As I reflect on the mixed feelings I am experiencing in this first week of 2022, I realize that the global context we live in and my individual questionings are intertwined. The pandemic and environmental issues triggered the same ethical and philosophical questions about individual responsibility, freedom, and equity. For instance, why should I make sacrifices that will cost me a lot personally but only have a very minor effect on the broader scale? The year 2021 has confronted us with a harsh reality: however strongly you believe your answer to the above question is the right one, other people might think otherwise.

The term eco-anxiety has emerged in recent years to describe people suffering from ‘persistent worries about the future of Earth and the life it shelters’. These symptoms of chronic fear are rising worldwide, which sadly but frankly, is only normal given that the degradation of our climate and biosphere deserves our full attention. More disturbingly, I found out that eco-anxiety is mostly affecting children and young people around the globe. Despite acting for the environment on an everyday basis and working as a conservation biologist, I can relate to this feeling of overwhelming helplessness.

In the first week of this new year, I would like to turn this distress into motivation to act and do better. To that extent, ‘adaptation’ is the word that keeps coming up to my mind. In biology, adaptation is the process of change by which an organism or species becomes better suited to its environment. Contrary to ‘acclimation’ that refers to a temporary change occurring on the short term, adaptation is a more profound evolution occurring at the scale of multiple generations. Somewhat, we need to combine the best of both worlds, adapt profoundly but adapt fast.

As I stayed at my family house in Toulouse (France) during the last couple weeks, I went through my old stuff in the room I occupied as a teenager and found a note book written by a 13 year-old Solène. I smiled at my words “One day, I will become a Biologist so that maybe I can save our beautiful planet, […] it’s the only thing that matters”. I was both impressed by the strength of the conviction I was holding to back then and stunned that I have now reached a place, as an independent adult and early career marine ecologist, where I could actually put these words in action.
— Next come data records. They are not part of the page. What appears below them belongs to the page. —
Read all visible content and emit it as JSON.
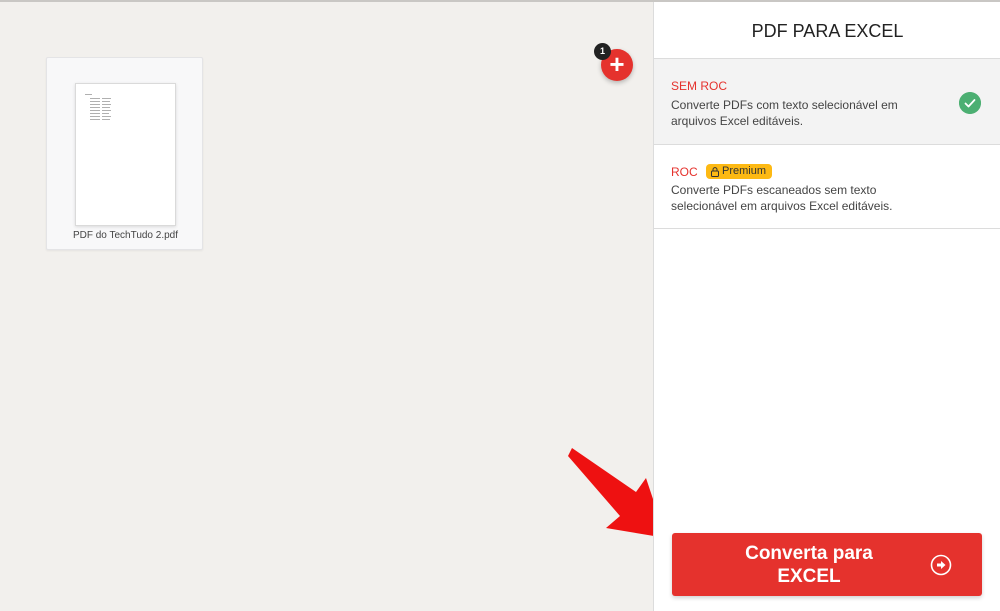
{
  "file": {
    "name": "PDF do TechTudo 2.pdf"
  },
  "add_button": {
    "count": "1",
    "symbol": "+"
  },
  "sidebar": {
    "title": "PDF PARA EXCEL",
    "options": [
      {
        "title": "SEM ROC",
        "description_line1": "Converte PDFs com texto selecionável em",
        "description_line2": "arquivos Excel editáveis.",
        "selected": true
      },
      {
        "title": "ROC",
        "badge": "Premium",
        "description_line1": "Converte PDFs escaneados sem texto",
        "description_line2": "selecionável em arquivos Excel editáveis.",
        "selected": false
      }
    ],
    "convert_button": {
      "label_line1": "Converta para",
      "label_line2": "EXCEL"
    }
  },
  "colors": {
    "accent": "#e5322d",
    "check": "#4caf72",
    "premium": "#fdb913"
  },
  "icons": {
    "add": "plus-icon",
    "selected": "check-icon",
    "premium": "lock-icon",
    "convert": "arrow-right-circle-icon",
    "pointer": "red-arrow-icon"
  }
}
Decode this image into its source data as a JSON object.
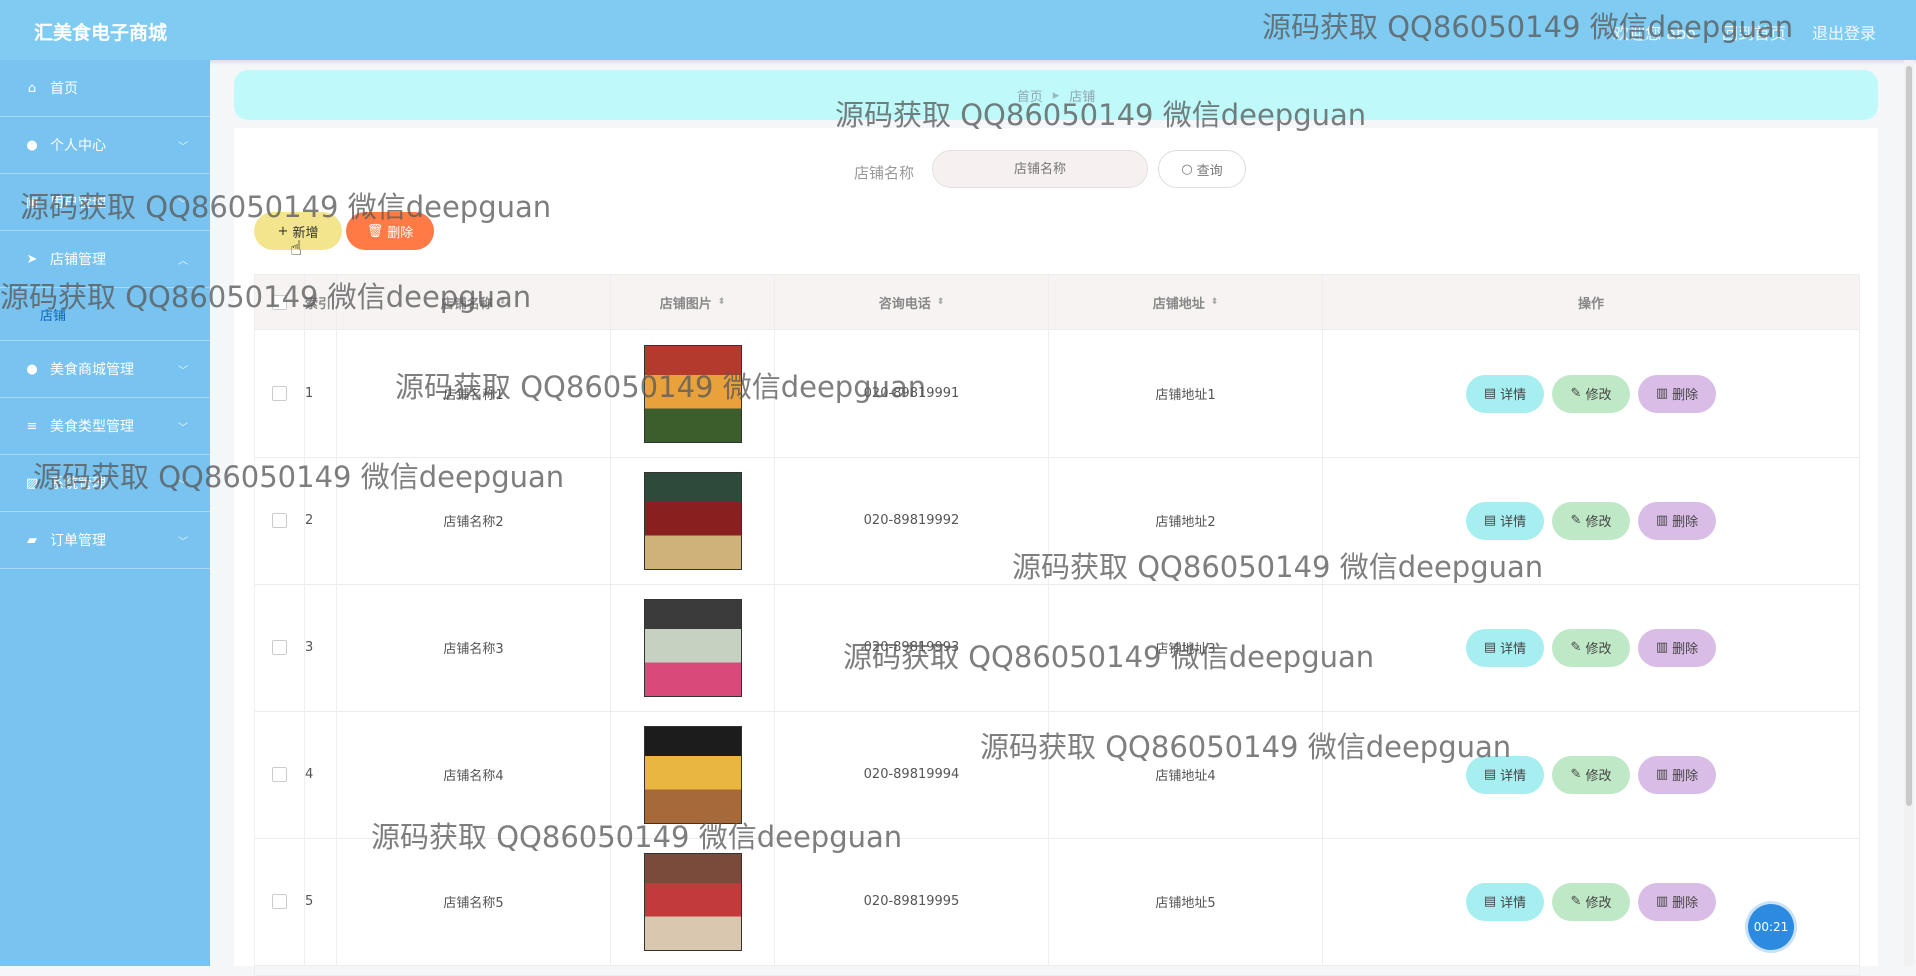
{
  "app": {
    "title": "汇美食电子商城"
  },
  "header": {
    "links": [
      "欢迎您 abo",
      "回到首页",
      "退出登录"
    ]
  },
  "sidebar": {
    "items": [
      {
        "label": "首页",
        "icon": "home-icon",
        "glyph": "⌂",
        "chevron": false
      },
      {
        "label": "个人中心",
        "icon": "user-icon",
        "glyph": "●",
        "chevron": true
      },
      {
        "label": "用户管理",
        "icon": "user-manage-icon",
        "glyph": "▣",
        "chevron": true
      },
      {
        "label": "店铺管理",
        "icon": "send-icon",
        "glyph": "➤",
        "chevron": true,
        "expanded": true,
        "children": [
          "店铺"
        ]
      },
      {
        "label": "美食商城管理",
        "icon": "shop-icon",
        "glyph": "●",
        "chevron": true
      },
      {
        "label": "美食类型管理",
        "icon": "list-icon",
        "glyph": "≡",
        "chevron": true
      },
      {
        "label": "系统管理",
        "icon": "system-icon",
        "glyph": "▨",
        "chevron": true
      },
      {
        "label": "订单管理",
        "icon": "order-icon",
        "glyph": "▰",
        "chevron": true
      }
    ]
  },
  "breadcrumb": [
    "首页",
    "店铺"
  ],
  "search": {
    "label": "店铺名称",
    "placeholder": "店铺名称",
    "button": "查询"
  },
  "toolbar": {
    "add_label": "新增",
    "delete_label": "删除"
  },
  "table": {
    "columns": [
      "索引",
      "店铺名称",
      "店铺图片",
      "咨询电话",
      "店铺地址",
      "操作"
    ],
    "rows": [
      {
        "index": "1",
        "name": "店铺名称1",
        "phone": "020-89819991",
        "address": "店铺地址1",
        "img_colors": [
          "#b33a2c",
          "#e8a13b",
          "#3c5d2c"
        ]
      },
      {
        "index": "2",
        "name": "店铺名称2",
        "phone": "020-89819992",
        "address": "店铺地址2",
        "img_colors": [
          "#2e4a3a",
          "#8a1f1f",
          "#cfb27a"
        ]
      },
      {
        "index": "3",
        "name": "店铺名称3",
        "phone": "020-89819993",
        "address": "店铺地址3",
        "img_colors": [
          "#3b3b3b",
          "#c6d1c2",
          "#d84a7a"
        ]
      },
      {
        "index": "4",
        "name": "店铺名称4",
        "phone": "020-89819994",
        "address": "店铺地址4",
        "img_colors": [
          "#1c1c1c",
          "#e9b640",
          "#a66a3a"
        ]
      },
      {
        "index": "5",
        "name": "店铺名称5",
        "phone": "020-89819995",
        "address": "店铺地址5",
        "img_colors": [
          "#7a4a3a",
          "#c23b3b",
          "#d9c7b0"
        ]
      }
    ],
    "actions": {
      "detail": "详情",
      "edit": "修改",
      "delete": "删除"
    }
  },
  "watermark": {
    "text": "源码获取 QQ86050149 微信deepguan"
  },
  "timer": "00:21",
  "colors": {
    "header": "#7fcbf2",
    "sidebar": "#78c3ef",
    "breadcrumb": "#bff9fa",
    "add": "#f3e58e",
    "delete": "#ff7a45"
  }
}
So here is my 2022 New Year’s resolution: despite the waves of anxiety that sometimes hit us, let’s keep fighting our battles and trust that we can make this world a better place!

“Sometimes you have the feeling that nothing makes sense anymore, and sometimes it just feels right.”
A picture of myself taken during a research cruise in New Caledonia this summer. We were searching for humpback whales in the Chesterfield archipelago (South Pacific), one of the most remote and pristine reef in the world (Photo credit: Marine Reveilhac, mission MARACAS/IRD/Opération Cétacés/WWF/GouvNC/Parc naturel de la mer de Corail).